Make no mistake about it, every time we celebrate Mass together we meet the God who forgives us in Jesus Christ, “This is the chalice of my blood, the blood of the new and eternal covenant which will be poured out for you and for many for the forgiveness of sins.” At Mass, we know unmistakably and unforgettably that God forgives us.
The other side of forgiving belongs to us. Every Mass challenges us to forgive as we have been forgiven: “So when you are offering your gift at the altar, if you remember that your brother or sister has something against you, leave your gift there before the altar and go; first be reconciled to your brother or sister, and then come and offer your gift.” (Matthew 5:23–24)
July 1, 2012
Think - Of course, we pray at Mass. Maybe it’s less obvious, but we also think at Mass. Thinking means, first of all, perceiving and sensing what’s around us. And at Mass, we are surrounded by decorated spaces, by other people, momentous words, and by the harmonies of music.

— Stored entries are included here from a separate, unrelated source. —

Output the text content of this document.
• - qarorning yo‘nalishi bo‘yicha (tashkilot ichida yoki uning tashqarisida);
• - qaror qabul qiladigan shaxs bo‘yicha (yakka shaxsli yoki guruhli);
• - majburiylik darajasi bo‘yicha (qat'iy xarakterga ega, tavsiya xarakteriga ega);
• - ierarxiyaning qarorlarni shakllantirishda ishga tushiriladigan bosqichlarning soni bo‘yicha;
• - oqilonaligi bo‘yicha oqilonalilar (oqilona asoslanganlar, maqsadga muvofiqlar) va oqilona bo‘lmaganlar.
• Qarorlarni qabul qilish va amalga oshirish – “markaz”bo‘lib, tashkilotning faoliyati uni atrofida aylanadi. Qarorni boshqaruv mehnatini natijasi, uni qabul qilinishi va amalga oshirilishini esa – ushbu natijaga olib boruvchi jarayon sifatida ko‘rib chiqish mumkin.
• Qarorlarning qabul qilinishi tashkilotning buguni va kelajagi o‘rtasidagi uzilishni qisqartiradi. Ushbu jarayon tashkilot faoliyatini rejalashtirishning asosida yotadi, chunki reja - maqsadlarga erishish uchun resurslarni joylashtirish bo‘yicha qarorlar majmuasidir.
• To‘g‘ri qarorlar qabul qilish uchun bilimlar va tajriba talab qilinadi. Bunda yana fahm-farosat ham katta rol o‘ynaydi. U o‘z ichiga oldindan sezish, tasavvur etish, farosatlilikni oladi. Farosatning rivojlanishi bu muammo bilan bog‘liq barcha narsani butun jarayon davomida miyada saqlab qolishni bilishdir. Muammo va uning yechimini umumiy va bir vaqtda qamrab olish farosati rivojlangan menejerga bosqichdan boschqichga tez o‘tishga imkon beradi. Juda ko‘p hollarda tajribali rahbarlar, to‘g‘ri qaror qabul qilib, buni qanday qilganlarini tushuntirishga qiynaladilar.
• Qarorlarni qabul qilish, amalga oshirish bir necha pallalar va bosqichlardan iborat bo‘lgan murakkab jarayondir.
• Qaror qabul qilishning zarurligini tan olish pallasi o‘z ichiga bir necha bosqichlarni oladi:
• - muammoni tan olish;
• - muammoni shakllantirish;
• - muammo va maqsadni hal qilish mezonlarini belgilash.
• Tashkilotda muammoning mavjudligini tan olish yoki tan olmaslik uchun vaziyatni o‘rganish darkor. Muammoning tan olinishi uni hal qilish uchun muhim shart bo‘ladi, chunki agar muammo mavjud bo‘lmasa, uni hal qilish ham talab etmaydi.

Thinking also means that we move from perceiving with our senses to understanding with our minds. We come to understand that death and sin do not have the last word. We understand that eternal life and hope have grasped us. Finally, thinking moves us from understanding to making decisions and taking action. We decide we cannot live by old habits or other people’s expectations. We move freely, that is, with the freedom of the children of God.
We think at Mass. We perceive with our senses, understand with our minds, and decide with wise and free hearts. We think at Mass. We never leave quite the same as when we arrived.